The foot of the castle walls, there is a splendid view of the Gulf of Kefalos , the volcanic island of Nisyros and the Datca peninsula in Anatolia.
|The ruins of the early Christian basilica St. Stephen (Agios Stefanos,Άγιος Στέφανος) are located on a rocky promontory on the southwest coast, east of the village of Kamari , just next to the buildings of the former Club Med .|
The St. Stephen’s Basilica was actually consists of two twin basilicas: a large church in southern promontory and a smaller one in the north, the two basilicas, dating from the fifth century to the sixth century AD (from 496-554) - with later additions - shared a baptistery. At that time, the old sanctuary was connected to the island Kastri by a bridge, which was later destroyed by an earthquake.
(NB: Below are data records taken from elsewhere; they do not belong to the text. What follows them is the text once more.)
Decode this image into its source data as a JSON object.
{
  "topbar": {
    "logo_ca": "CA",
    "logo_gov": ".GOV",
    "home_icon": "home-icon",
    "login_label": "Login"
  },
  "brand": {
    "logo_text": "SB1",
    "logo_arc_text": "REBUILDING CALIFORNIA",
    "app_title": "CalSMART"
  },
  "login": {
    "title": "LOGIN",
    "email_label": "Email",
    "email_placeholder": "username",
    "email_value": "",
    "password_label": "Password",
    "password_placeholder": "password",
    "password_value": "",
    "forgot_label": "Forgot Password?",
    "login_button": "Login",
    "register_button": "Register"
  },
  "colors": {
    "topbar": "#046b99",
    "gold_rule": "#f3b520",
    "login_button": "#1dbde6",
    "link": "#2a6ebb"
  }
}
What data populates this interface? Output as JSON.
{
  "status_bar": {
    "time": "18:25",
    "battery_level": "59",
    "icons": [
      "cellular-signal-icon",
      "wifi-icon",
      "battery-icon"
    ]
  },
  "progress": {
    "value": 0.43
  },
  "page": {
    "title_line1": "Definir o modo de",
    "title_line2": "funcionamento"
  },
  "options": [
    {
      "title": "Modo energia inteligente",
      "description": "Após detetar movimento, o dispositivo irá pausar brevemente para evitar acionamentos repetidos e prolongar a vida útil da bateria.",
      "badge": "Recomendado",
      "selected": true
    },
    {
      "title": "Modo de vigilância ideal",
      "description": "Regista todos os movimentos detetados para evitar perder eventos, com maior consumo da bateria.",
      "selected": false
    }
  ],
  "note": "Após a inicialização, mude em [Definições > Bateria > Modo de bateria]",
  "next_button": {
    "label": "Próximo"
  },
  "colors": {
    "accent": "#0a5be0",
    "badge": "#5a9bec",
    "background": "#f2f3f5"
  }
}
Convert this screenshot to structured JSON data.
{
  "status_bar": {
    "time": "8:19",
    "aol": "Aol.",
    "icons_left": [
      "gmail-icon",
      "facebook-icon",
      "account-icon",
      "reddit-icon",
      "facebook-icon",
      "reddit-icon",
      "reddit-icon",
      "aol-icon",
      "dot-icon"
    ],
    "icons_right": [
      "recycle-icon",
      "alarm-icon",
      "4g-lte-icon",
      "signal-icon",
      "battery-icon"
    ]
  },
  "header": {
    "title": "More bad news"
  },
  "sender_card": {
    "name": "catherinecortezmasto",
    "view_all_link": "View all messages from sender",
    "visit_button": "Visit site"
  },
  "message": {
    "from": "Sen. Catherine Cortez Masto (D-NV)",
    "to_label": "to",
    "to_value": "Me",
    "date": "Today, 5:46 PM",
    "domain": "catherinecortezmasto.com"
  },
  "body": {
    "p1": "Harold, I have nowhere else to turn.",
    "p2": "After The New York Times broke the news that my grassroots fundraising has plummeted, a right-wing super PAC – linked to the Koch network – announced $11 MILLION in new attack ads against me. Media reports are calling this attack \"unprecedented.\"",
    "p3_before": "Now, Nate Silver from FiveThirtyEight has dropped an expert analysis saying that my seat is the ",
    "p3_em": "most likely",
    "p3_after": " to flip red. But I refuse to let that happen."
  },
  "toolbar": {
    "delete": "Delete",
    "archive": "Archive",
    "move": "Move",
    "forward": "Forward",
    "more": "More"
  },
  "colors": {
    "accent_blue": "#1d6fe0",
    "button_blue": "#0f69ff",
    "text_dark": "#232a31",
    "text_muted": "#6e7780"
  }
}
The Basilica of the south was a three-aisled basilica with two rows of columns, a semicircular vault east and west rectangular narthex. The nave was separated by a marble balustrade, which only is preserved the cornerstone. The narthex has two entrances, one to the west and at a lower level. The soils of the church are covered with beautiful mosaics depicting birds, while the preserved parts of the walls show a sculptural decoration. The mosaics are covered with gravel to protect them from the elements.
The Basilica of the north was also three naves, but smaller. The most characteristic feature is that the three naves were formed from columns and pillars alternately. Here, too, we find the semi-circular arc to the east, where part of the throne, made of marble, is still preserved.
Outside the south-east, was a rectangular building, of which only the ground plane has been reconstructed with the remnants of rectangular font, the building seems to have served as a baptistery for both churches.
The large atrium was built later in the west of the church, perhaps in the sixth or seventh century AD, a grand staircase allowed access.
The site was excavated in 1932 by the Italian archaeologist Luciano Lorenzi, and searched from 1935 to 1943. Some beautiful Ionic columns were recovered near the shore, some of which are again collapsed since the 1980s.
Agios Stefanos is one of the most important monuments of Kos .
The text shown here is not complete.